Seems it's been tweaked to specifically exclude Progressivism. Let's generalize just a touch.
  1. Dogmatism
  2. Rejection of reasonable criticism
  3. Avoidance of passivism
  4. Disagreement is heresy
  5. Xenophobia
  6. Appeal to social frustration 
  7. Obsession with a plot
  8. The enemy is first strong, then weak
  9. With us or against us
  10. Contempt for the outgroup
  11. Every subject is told they're special and they excel. 
  12. Obsession with behaving as one sex, to the exclusion of the other
  13. Selective populism
  14. Newspeakers
Five are noticeably changed: 1, 2, 10, 11, 12. The definition is so close that it beggars imagination to suppose the original author did not notice how finely he was toeing the line. I suppose we can also consider Straussianism.

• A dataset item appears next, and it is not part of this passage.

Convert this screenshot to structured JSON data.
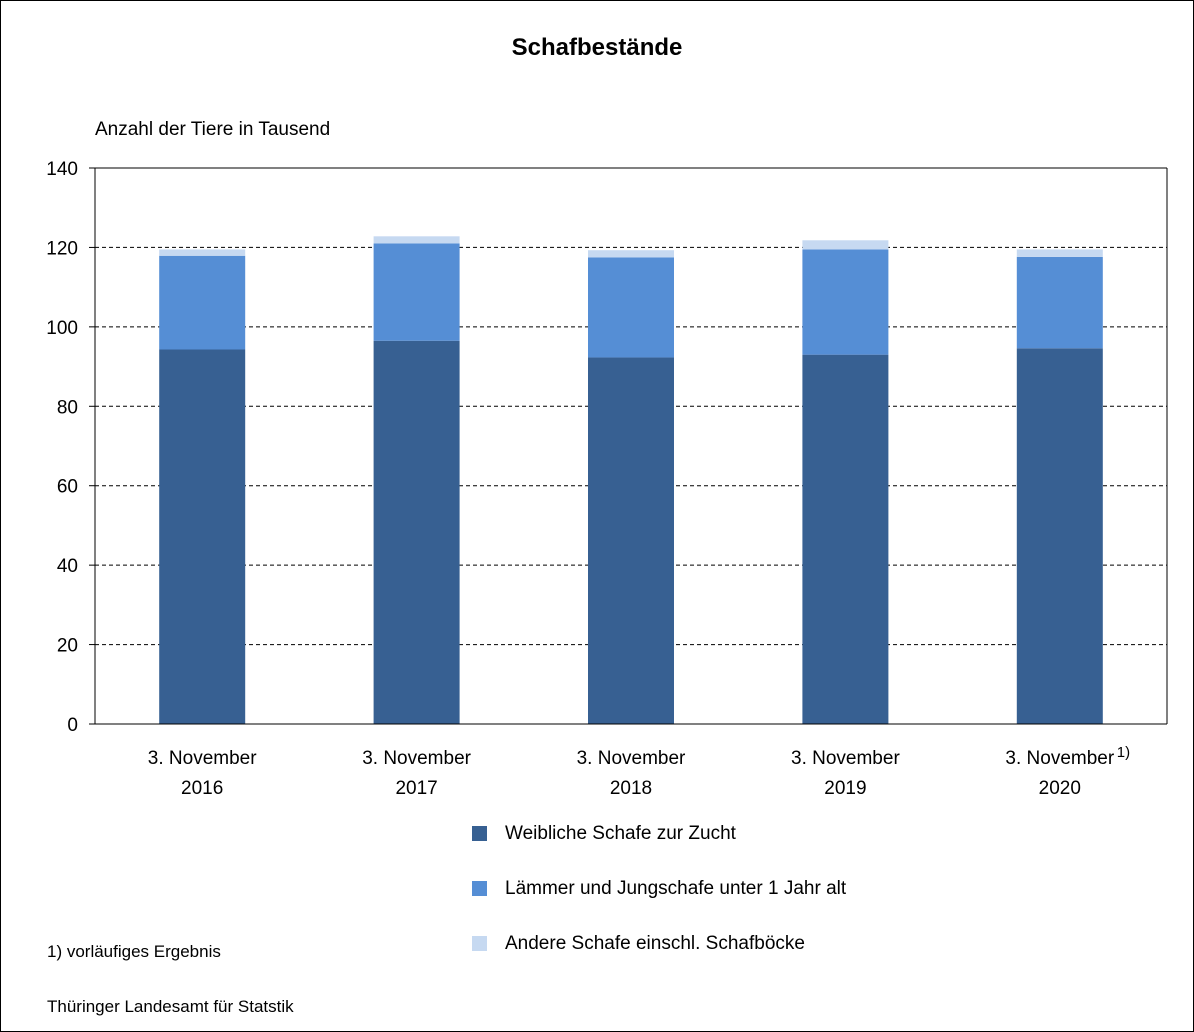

Perhaps the point is to allow certain clued-in readers to 'accidentally' make the obvious edits. I still think being a Straussian is merely being a furtive, ineffective Progressive, i.e. a worshipper of lies, and both modes make you sound like an idiot.

Although unintentionally revealing, even the corrected list needs substantial revision. 9 and 10 are dumb criteria that apply to almost everyone. Might as well include [has skin, breathes air]. 1, 2, 4, 5, 9, 10, and 11 are in fact all the same criterion, easily summed as dogmatism and xenophobia; 7 and 8 also imply each other. Let's offer these repairs too.
  1. Dogmatism and xenophobia, including ingroup supremacism which often but not always takes the form of nationalist supremacism. 
  2. Condemnation of wu wei
  3. Exploitation of social frustration, typically that caused by the fascism itself. (Self-licking ice cream.)
  4. Obsession with the Plot of a State Enemy that is, as convenient, overwhelmingly strong and pathetically weak. Typically used to deflect well-deserved blame for the failures of fascism.
  5. Extremely skewed gender affinity; condemnation of one sex; ideally excluding one sex entirely from political life.
  6. Demotism with unprincipled exceptions
  7. The use of new words for old ideas, typically so certain old ideas can be excluded from the new schema, and secondarily as shibboleths. 
In short a fascism is a demotist fundamentalist religion masquerading as politics.

P.S. With the names rectified, it's obvious that a newspeaker cannot reject modernity or in any serious way be a native traditionalist. Any serious scholar would be too embarrassed by such a provincial self-contradiction to even think about publication. But...well...it's Pontus. While we're talking as if we're not in Pontus, the task after Linnaean taxonomy is genetic analysis. Speak not merely of what fascism is by why it collects these features. In particular, the gender skew is plain weird. The first is about diagnosis; the second is about preventing minor antigen mutations from evading detection, and for killing new fascism growths at the seed stage.

If you found out that religion and politics, the canon impolite topics, turned out to be the same thing, would you be surprised?